Elles m’entourent, grossissent. Gagnent en hauteur, en embonpoint, en coffre. Se coiffent de toits d’ardoise, s’arment de murs de brique.
La rivière tourne et vire pour affronter la ville. Qui soudain se dévoile, menaçante, massive, taillée à l’emporte-pièce dans le paysage. Son halo se répand vers le cirque pierreux des collines tel le sang d’un hématome. Ses tours sales sont illuminées. Je suis ramené à ma petitesse. Contraint de m’incliner devant cette présence extraordinaire, née du limon au confluent des deux rivières. Elle n’est qu’une immense pollution, que puanteur, qu’un éternel coup de klaxon. Même à cette heure, même au cœur de la nuit, ses cheminées trapues vomissent leur crasse dans le ciel. Ce n’est point le courant qui nous pousse, mais la cité elle-même, dont le poids nous aspire. De faibles cris épars, des beuglements animaux : le fracas et les coups de boutoir obscènes des usines où copulent d’énormes machines. Les voies ferrées sillonnent ce corps urbain telles des veines apparentes.

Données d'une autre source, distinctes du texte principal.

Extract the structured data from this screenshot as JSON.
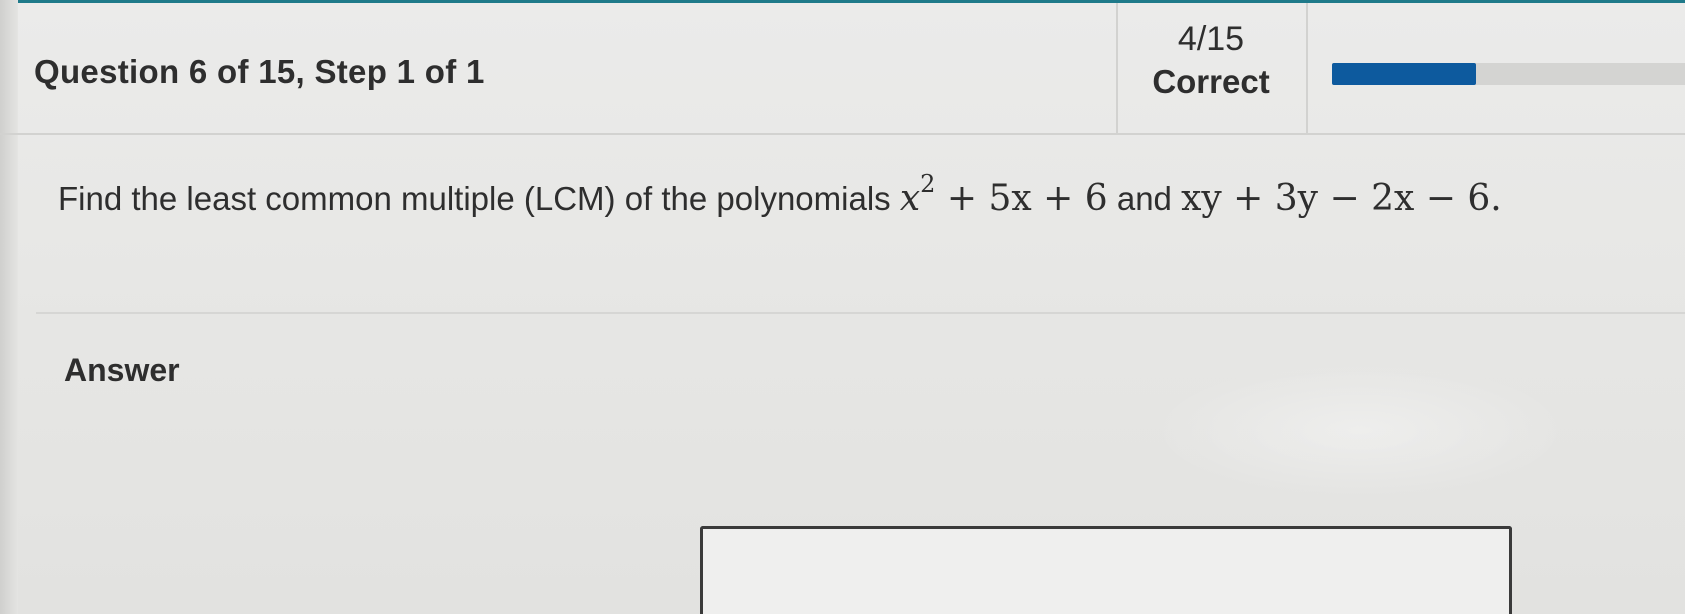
{
  "header": {
    "question_title": "Question 6 of 15, Step 1 of 1",
    "score_fraction": "4/15",
    "score_label": "Correct",
    "progress": {
      "value": 0.4,
      "fill_color": "#0d5a9e",
      "track_color": "#d4d4d2"
    }
  },
  "question": {
    "prompt": "Find the least common multiple (LCM) of the polynomials",
    "conjunction": "and",
    "poly1": {
      "var": "x",
      "exp": "2",
      "rest": "+ 5x + 6"
    },
    "poly2": "xy + 3y − 2x − 6."
  },
  "answer": {
    "label": "Answer",
    "value": ""
  },
  "colors": {
    "accent": "#1f7a8a",
    "text": "#2e2e2e",
    "border": "#3a3a3a"
  }
}
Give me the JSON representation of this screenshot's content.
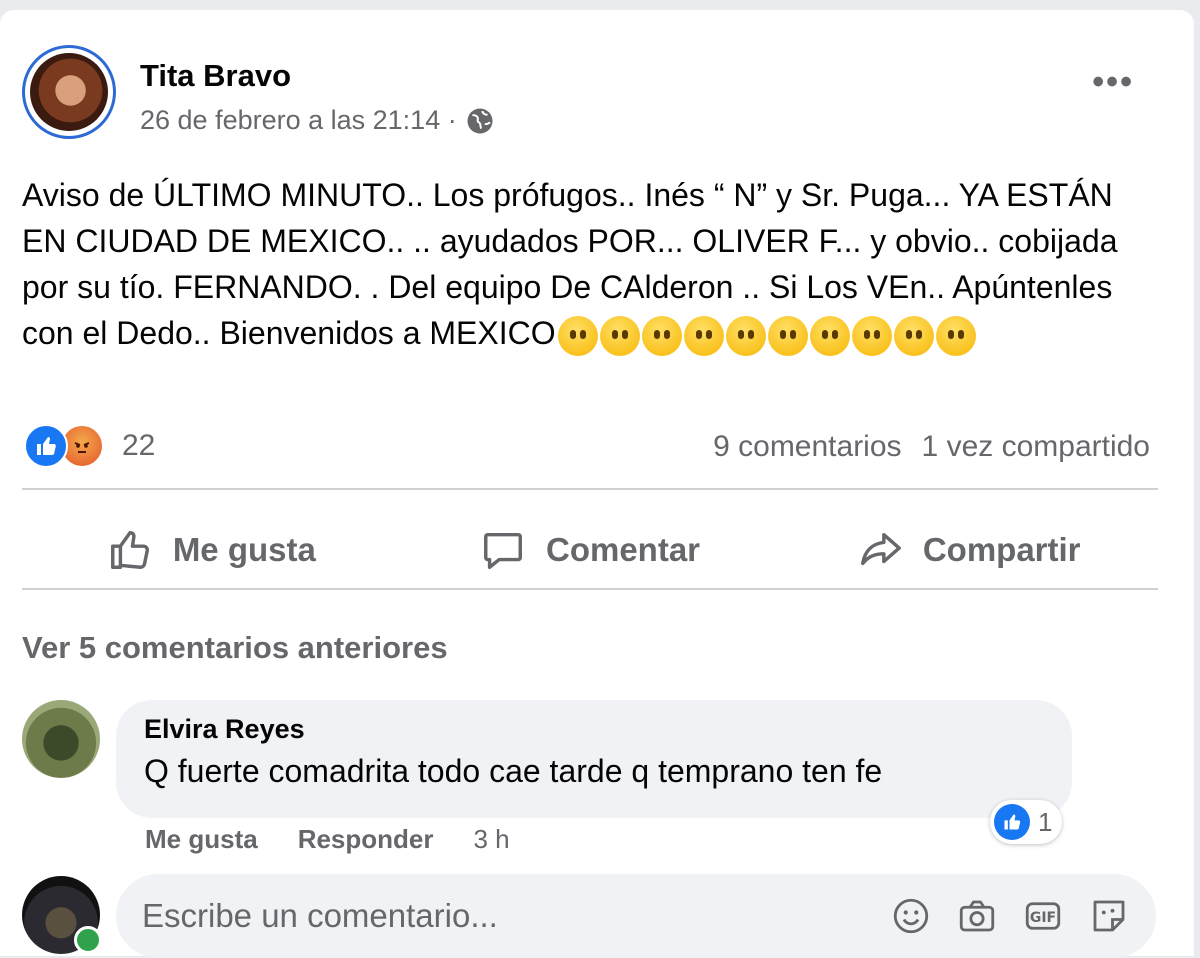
{
  "post": {
    "author": "Tita Bravo",
    "timestamp": "26 de febrero a las 21:14 ·",
    "audience_icon": "globe-icon",
    "text": "Aviso de ÚLTIMO MINUTO.. Los prófugos.. Inés “ N” y Sr. Puga... YA ESTÁN EN CIUDAD DE MEXICO.. .. ayudados POR... OLIVER F... y obvio.. cobijada por su tío. FERNANDO. . Del equipo De CAlderon .. Si Los VEn.. Apúntenles con el Dedo.. Bienvenidos a MEXICO",
    "emoji_count": 10,
    "more_label": "•••"
  },
  "reactions": {
    "count": "22",
    "comments": "9 comentarios",
    "shares": "1 vez compartido"
  },
  "actions": {
    "like": "Me gusta",
    "comment": "Comentar",
    "share": "Compartir"
  },
  "comments": {
    "previous": "Ver 5 comentarios anteriores",
    "items": [
      {
        "name": "Elvira Reyes",
        "text": "Q fuerte comadrita todo cae tarde q temprano ten fe",
        "reaction_count": "1",
        "like": "Me gusta",
        "reply": "Responder",
        "time": "3 h"
      }
    ]
  },
  "composer": {
    "placeholder": "Escribe un comentario..."
  },
  "colors": {
    "accent": "#1877f2",
    "muted": "#65676b",
    "bubble": "#f0f2f5",
    "online": "#31a24c"
  }
}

Brique rouge et murs sombres ; églises trapues d’aspect troglodyte ; stores en lambeaux qui volettent ; labyrinthes pavés de la vieille ville ; culs-de-sac ; sépulcres séculiers des caniveaux criblant la terre : c’est là tout un nouveau paysage de friches, de pierre écroulée, de bibliothèques regorgeant de volumes oubliés, de vieux hôpitaux, d’immeubles de bureaux, de navires et de serres métalliques soulevant le fret au-dessus des eaux.
Comment avons-nous pu être aveugles à ce qui approchait ? Par quel étrange tour de la topographie ce monstre tentaculaire peut-il se dissimuler ainsi, prêt à fondre sur le voyageur ?
Il est trop tard pour m’enfuir.

Narrateur interstitiel dont le monologue crispé, poétique et poussiéreux rythme la séparation en grandes parties de ces 900 pages fiévreuses, Yagharek, un homme-oiseau, chassé par son peuple du lointain désert et ayant vu ses ailes lui être coupées, se faufile jusqu’à la grande métropole tentaculaire de Nouvelle-Crobuzon, en quête du Dr Isaac dan der Grimnebulin, savant touche-à-tout, génie iconoclaste évoluant à la marge de l’Université officielle, dont il subodore que seul il saura trouver un moyen pour le faire voler à nouveau. Celui-ci, par ailleurs engagé dans une relation amoureuse avec Lin, une artiste khépri, étonnante femme-insecte dont la présence ne dépare aucunement dans la vaste cité multi-espèces, entre intégrations et ghettos, entre acceptations et préjugés, accepte la demande de Yagharek, et déclenche ainsi de proche en proche, par glissements progressifs du hasard et de la nécessité, un chaos quasiment apocalyptique, foisonnant et poignant, dont il serait vraiment dommage de dévoiler les tenants, les évolutions et les aboutissants.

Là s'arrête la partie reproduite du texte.